Britânicos punem Blair por sua aliança com Bush sobre o Iraque
Por Michel Moreira
Publicada em 13 de June de 2004 às 21h12
Frederick Studemann*
Em Londres
O primeiro-ministro britânico, Tony Blair, foi castigado nesta sexta-feira (11/06) por sua política para o Iraque, quando os eleitores em eleições locais abandonaram em massa seu partido. Antes de um fim de semana em que a maior parte da Europa vai às urnas, Blair sofreu um grave golpe contra seu governo. O Partido Trabalhista ficou num terceiro lugar inédito para um partido governante e perdeu o poder em alguns de seus redutos tradicionais. Figuras importantes do governo admitiram que o partido recebeu um "pontapé".

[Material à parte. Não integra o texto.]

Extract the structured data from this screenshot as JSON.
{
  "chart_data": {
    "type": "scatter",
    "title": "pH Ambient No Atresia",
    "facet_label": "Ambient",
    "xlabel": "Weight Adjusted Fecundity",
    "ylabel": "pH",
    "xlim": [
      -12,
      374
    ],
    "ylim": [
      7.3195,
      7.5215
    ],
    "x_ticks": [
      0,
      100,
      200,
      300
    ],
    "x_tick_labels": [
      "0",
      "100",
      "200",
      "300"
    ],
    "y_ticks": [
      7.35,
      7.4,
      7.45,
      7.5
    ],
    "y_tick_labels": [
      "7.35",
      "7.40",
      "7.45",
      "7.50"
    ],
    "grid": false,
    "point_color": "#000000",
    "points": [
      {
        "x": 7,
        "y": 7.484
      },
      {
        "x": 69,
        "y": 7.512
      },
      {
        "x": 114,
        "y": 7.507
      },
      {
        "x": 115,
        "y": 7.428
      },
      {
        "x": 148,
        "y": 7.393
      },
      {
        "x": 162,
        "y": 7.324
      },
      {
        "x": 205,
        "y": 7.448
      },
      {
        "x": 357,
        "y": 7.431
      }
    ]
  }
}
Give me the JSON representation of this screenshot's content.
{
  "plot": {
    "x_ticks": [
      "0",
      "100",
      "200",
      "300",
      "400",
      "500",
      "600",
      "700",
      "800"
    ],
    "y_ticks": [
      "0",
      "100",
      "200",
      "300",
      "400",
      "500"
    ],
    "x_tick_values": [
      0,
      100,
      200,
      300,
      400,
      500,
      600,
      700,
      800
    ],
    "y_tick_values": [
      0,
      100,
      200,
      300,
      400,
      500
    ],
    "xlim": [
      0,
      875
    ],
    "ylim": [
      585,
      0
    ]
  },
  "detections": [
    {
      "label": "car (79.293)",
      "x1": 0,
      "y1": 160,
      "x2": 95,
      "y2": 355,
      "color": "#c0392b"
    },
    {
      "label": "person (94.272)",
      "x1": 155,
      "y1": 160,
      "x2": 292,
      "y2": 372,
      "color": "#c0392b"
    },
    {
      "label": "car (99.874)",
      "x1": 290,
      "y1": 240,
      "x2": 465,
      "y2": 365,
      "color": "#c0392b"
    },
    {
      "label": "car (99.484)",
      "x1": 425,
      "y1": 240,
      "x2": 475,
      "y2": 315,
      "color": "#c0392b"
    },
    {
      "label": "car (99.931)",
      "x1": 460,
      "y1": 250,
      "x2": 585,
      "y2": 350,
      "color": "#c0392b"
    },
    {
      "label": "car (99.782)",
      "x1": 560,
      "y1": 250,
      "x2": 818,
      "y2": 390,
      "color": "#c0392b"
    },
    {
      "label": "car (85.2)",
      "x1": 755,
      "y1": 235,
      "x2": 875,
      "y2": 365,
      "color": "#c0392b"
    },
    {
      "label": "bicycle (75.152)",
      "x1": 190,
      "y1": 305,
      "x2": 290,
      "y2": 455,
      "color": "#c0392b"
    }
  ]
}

O vice-primeiro-ministro, John Prescott, culpou a fraca atuação do partido em relação ao Iraque, que, segundo ele, superou os êxitos no campo doméstico. "O Iraque foi uma nuvem, ou mesmo uma sombra nessas eleições", ele disse ontem à rádio BBC. "Mortificado", o ministro do Interior, David Blunkett, também admitiu que "a sensação é de que o Iraque deu errado".
A aliança inabalável de Blair com os Estados Unidos sobre o Iraque o fez perder muito apoio em seu partido e lhe custou caro nas pesquisas de opinião. A ampla oposição à invasão liderada pelos Estados Unidos também contribuiu para a derrota em março do Partido Popular da Espanha, liderado por José María Aznar, um aliado de Blair e Bush.

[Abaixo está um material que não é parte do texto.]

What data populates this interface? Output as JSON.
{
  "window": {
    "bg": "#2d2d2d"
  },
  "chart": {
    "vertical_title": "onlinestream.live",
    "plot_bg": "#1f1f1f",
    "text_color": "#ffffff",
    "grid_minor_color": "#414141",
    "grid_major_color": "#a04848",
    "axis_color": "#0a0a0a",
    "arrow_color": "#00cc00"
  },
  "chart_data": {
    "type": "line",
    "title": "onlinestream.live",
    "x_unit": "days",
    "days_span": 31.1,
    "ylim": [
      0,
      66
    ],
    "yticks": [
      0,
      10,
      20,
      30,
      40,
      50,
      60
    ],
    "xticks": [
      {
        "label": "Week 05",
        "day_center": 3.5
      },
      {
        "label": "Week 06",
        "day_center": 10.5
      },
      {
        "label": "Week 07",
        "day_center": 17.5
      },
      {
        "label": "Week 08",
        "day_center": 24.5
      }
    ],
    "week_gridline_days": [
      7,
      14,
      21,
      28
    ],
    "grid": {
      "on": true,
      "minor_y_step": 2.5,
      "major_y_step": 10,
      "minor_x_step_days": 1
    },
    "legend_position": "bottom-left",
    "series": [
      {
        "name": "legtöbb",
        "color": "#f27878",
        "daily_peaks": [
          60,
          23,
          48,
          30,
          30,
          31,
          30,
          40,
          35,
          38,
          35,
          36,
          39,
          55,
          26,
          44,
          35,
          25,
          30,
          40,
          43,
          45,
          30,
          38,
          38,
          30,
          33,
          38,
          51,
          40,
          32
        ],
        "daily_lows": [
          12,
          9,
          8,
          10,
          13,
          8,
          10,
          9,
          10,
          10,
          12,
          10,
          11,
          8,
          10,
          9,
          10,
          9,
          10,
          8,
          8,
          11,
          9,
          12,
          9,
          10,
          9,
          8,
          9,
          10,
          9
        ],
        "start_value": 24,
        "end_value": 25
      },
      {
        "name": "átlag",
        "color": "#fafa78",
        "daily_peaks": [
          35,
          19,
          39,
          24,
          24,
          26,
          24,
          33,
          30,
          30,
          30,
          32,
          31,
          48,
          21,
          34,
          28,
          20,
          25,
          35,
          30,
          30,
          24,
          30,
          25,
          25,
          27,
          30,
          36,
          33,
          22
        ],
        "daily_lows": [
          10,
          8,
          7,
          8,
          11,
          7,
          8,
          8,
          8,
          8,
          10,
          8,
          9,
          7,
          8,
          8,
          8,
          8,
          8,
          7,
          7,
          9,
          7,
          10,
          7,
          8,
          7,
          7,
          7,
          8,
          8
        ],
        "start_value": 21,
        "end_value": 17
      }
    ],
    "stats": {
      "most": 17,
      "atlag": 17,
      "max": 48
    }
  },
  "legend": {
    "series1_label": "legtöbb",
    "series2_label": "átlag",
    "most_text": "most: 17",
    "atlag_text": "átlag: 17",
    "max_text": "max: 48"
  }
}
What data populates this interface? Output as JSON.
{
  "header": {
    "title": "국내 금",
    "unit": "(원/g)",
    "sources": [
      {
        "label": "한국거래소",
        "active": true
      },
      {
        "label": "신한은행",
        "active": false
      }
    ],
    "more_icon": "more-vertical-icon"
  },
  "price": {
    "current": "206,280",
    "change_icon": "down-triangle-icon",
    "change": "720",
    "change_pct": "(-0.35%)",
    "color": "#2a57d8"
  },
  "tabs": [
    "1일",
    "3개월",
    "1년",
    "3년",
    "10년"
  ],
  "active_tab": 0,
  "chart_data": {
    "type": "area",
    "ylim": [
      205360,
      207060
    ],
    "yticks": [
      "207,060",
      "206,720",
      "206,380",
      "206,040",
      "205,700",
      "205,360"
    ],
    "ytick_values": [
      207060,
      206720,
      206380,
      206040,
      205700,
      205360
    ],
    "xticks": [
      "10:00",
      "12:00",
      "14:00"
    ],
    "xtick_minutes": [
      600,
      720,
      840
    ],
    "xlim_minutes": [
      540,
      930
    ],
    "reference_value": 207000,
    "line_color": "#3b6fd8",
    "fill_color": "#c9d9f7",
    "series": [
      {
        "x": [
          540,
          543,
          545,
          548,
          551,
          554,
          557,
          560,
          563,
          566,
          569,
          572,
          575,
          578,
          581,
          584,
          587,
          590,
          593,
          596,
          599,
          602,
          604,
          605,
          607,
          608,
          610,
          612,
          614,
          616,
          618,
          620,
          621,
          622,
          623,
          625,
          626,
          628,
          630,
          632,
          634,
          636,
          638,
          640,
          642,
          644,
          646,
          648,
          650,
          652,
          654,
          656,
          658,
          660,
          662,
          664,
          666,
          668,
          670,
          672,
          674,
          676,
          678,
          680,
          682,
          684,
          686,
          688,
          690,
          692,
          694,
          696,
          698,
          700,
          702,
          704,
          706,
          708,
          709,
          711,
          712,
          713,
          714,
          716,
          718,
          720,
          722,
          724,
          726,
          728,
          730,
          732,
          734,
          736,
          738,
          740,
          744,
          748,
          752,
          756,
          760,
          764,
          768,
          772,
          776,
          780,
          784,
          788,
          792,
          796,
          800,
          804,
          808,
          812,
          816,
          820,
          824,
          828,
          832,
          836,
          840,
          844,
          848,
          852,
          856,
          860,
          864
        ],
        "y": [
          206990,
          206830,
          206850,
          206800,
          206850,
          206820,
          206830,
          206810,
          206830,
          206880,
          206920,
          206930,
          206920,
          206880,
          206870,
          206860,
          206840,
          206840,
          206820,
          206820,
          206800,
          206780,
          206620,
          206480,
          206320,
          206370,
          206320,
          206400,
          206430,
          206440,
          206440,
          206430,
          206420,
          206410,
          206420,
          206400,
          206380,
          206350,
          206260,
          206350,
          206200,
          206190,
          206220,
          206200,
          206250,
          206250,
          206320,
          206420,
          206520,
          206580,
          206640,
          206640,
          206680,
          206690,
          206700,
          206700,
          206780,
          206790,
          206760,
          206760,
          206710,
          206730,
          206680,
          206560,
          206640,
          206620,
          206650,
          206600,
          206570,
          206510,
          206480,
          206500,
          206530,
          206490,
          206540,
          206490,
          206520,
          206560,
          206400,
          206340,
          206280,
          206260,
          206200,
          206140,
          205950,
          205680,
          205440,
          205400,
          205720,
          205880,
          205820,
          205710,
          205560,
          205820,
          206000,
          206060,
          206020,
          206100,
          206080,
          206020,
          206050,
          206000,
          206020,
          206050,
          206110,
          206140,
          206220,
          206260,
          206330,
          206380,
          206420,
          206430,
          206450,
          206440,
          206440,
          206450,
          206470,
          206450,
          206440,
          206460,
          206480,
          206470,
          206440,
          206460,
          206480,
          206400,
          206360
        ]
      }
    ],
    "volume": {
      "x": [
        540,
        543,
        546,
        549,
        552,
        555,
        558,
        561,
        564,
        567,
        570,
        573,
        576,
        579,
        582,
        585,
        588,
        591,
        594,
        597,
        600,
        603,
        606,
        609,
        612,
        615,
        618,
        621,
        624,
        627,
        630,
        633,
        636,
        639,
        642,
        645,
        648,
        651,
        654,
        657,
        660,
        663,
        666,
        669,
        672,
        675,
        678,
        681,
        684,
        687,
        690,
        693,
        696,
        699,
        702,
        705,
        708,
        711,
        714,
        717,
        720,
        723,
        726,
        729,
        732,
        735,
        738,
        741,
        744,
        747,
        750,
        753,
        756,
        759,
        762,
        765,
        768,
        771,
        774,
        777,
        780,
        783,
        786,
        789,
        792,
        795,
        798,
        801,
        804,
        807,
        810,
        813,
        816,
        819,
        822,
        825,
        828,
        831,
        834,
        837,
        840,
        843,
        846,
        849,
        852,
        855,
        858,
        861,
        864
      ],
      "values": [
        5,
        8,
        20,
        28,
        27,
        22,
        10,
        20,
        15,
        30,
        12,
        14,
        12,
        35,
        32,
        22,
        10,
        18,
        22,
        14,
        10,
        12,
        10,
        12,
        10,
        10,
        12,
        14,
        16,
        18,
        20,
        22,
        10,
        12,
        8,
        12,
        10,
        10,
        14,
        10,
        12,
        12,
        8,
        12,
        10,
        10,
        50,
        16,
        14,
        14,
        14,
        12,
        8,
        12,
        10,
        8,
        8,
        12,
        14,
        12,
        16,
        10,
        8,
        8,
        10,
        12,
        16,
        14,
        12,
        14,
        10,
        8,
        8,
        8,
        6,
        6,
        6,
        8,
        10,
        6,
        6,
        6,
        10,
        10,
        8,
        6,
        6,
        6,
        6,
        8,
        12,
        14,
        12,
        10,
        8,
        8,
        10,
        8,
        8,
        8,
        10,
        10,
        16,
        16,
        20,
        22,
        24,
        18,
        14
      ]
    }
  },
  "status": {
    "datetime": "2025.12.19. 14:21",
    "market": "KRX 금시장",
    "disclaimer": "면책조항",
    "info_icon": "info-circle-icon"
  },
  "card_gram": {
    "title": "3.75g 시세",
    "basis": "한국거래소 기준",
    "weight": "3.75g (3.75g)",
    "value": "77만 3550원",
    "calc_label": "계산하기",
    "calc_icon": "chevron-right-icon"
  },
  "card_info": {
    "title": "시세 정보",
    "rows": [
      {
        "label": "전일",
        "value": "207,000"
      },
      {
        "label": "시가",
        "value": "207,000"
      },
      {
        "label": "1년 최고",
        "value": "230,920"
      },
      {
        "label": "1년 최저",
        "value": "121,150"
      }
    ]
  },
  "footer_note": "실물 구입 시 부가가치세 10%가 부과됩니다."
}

Ontem à noite, Blair tentou estabilizar o Partido Trabalhista, declarando que os resultados da eleição não têm implicações para as próximas eleições gerais. Falando em Washington, o primeiro-ministro disse: "O que temos de fazer é segurar os nervos e esperar passar. É claro que é um tempo difícil, e essas coisas acontecem com os governos. Mas os compromissos básicos que fizemos estamos mantendo".
Também parecia haver um elemento anti-poder na eleição no Reino Unido, já que nenhum partido isolado lucrou às custas do Trabalhista. Os votos pareciam ir para qualquer grupo de oposição ou marginal melhor posicionado para derrotá-los.
Com cerca de dois terços dos votos contados, o Partido Trabalhista havia conseguido estimados 26%, atrás dos conservadores da oposição, com 38%, e dos liberal-democratas com 30%. As perdas dos trabalhistas incluíam as cidades de Leeds e Newcastle, no norte do país, e Cardiff, a capital do País de Gales.
O partido enfrenta a perspectiva de mais notícias negativas amanhã, quando forem anunciados os resultados das eleições para o Parlamento Europeu.
Em uma reviravolta notável para um político cuja popularidade foi durante anos um dos maiores trunfos de seu partido, Blair disse recentemente que estaria preparado para renunciar caso se tornasse uma desvantagem. Perguntado ontem à noite se os resultados tinham implicações para sua liderança, Blair disse: "Me dá vontade de esperar isso passar".
Mas enquanto os fracos resultados desta semana vão intensificar a pressão sobre a liderança de Blair, o Partido Trabalhista continua o favorito para ganhar a próxima eleição geral, que deverá se realizar no ano que vem.
Os trabalhistas sofreram uma derrota nas eleições locais em 2000, quando os conservadores obtiveram cerca de 38%. Mas Blair conseguiu uma vitória arrasadora na eleição geral no ano seguinte.
Em Londres houve uma boa notícia para os trabalhistas, onde Ken Livingstone, o candidato do partido para prefeito, voltou ao cargo.
*Com reportagem adicional de James Blitz, em Washington.